First customer of the day, was another piece of the puzzle, as to how I became a floating fishing guide. Back in the day, my main angling buddy was Nigel, who was (and still is) a plumber. He sometimes worked with a bricky called Dave. Dave liked to go fishing, and was always looking for people to join him in chartering a boat. Chartering a boat called "Moonshine" skippered then, as now by a guy called Peter Churchill became addictive. And it was Peter who sowed some of the seeds, or at least contributed the compost, for the birth of Brighton Inshore Fishing. So, it was all Daves fault really...
As many at the moment in these strange times, it wasnt really the fishing he wanted, but more to be out of the house, and away from the routines, if only for a few hours. So, we decided to make it fun. With the rot ever improving, I was hopeful of something close in. But the rot decided that was not going to happen. compressed from the previous days onshore breeze. We went out beyond the rot line but not so much happening. A single net fish.
Plaice next, with the new flood fresh and strong. And finally, they wanted to play. Sizes were mostly small, and actually, they were in half hearted mood, with many dropped. More signs of lack of effort followed when I had 3 hooked well down the body on the trot. But one nice plate sized one to go back up the road to Essex.
We went to the bream spot, and, lo and behold, we found bream. Been tweaking around with the rig and it is, I feel, about as efficient as it can be, Certainly the big smile on Daves face suggested it was as much fun as it could be, with the rod often being doubled and the stiff drags squeaking in the maddest moments of their frenzied efforts to escape. It certainly rounded off the session nicely and I am pleased to say, weather and mid term MECAL inspection permitting.
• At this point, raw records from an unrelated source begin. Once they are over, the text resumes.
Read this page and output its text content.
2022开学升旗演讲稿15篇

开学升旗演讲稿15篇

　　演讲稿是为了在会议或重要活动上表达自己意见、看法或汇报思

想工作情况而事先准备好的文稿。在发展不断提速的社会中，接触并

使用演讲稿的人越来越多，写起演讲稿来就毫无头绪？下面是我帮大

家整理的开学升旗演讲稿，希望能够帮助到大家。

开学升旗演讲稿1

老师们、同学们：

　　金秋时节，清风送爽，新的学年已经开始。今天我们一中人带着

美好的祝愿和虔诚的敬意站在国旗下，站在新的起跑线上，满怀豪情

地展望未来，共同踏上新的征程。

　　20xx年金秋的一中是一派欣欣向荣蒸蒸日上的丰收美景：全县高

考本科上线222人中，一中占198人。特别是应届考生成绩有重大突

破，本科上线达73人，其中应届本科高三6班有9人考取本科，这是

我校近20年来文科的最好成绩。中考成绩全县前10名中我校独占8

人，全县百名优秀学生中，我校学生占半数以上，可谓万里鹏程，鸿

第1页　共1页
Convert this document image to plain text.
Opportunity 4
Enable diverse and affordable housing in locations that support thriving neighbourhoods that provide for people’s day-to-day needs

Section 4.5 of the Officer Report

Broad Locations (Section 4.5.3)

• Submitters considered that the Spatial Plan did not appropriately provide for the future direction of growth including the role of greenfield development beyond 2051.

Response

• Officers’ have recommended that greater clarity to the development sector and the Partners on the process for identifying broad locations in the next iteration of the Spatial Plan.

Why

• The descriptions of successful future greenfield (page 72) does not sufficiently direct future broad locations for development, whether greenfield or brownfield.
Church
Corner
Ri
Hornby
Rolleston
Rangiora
Next up was Richard. I could feel the excitement emanating from him. He really wanted just to focus on Bass. Not something I have been doing too well with in the green seas. But such a request does rather sharpen the focus. Green was still a big problem in close. But the deeper marks were hinting at perfectly.clear. Found one shoal in 60; of water, and the new HTO 56gm Mighty Minnows proved their worth. We nailed a few, a couple of 41's and one around 45. Nothing amazing.
By now, we had some ebb, and I went off to a mark that I consider the spot where I meet my first better fish every year. And it did not let me down. Well, it let me down totally, but happily, a new PB for Richard, the only fish of the repeated drifts. But it didnt matter. We didnt find another fish for the rest of the session, but I think Richard left a very happy man. He certainly left with a head full of Fishyrob advises for his shore fishing, and learned much about the importance of feeling what his lure is up to. One of the silver linings of the current situation. I can give you 100 percent focus, instead of 25 percent in the old times of 4 anglers on the boat.
Final session was a back to back 6 hour extravaganza with long time client Clint. And wow. How much the sea had changed when we headed out. Green much reduced, and suddenly, lots of inshore available... We got into it and found lots of bass. Stacks of small bass. No big bass. But action galore. Worried about losing the tide, and equally worried Clint wouldnt be going up the road with a feed, we did the Bream thing, and happily the bream obliged. With that out of the way, we got back on the bass. And it got sillier and sillier. Except at one spot, where in the morning with Richard we had found those three fish in 60'. Just one fish here, with great length but not so much girth, a common theme in early fish up this end.
As the sun lowered, and the new flood got some pace, so the amount of bait and bass coming through got stupid, to the point that I was quite pleased to hear the final cast alarm go off. A lot of fun, but its not really what we are all about. However, the way it works when the baot floods in, tomorrow could well all be quality fish. Time will tell.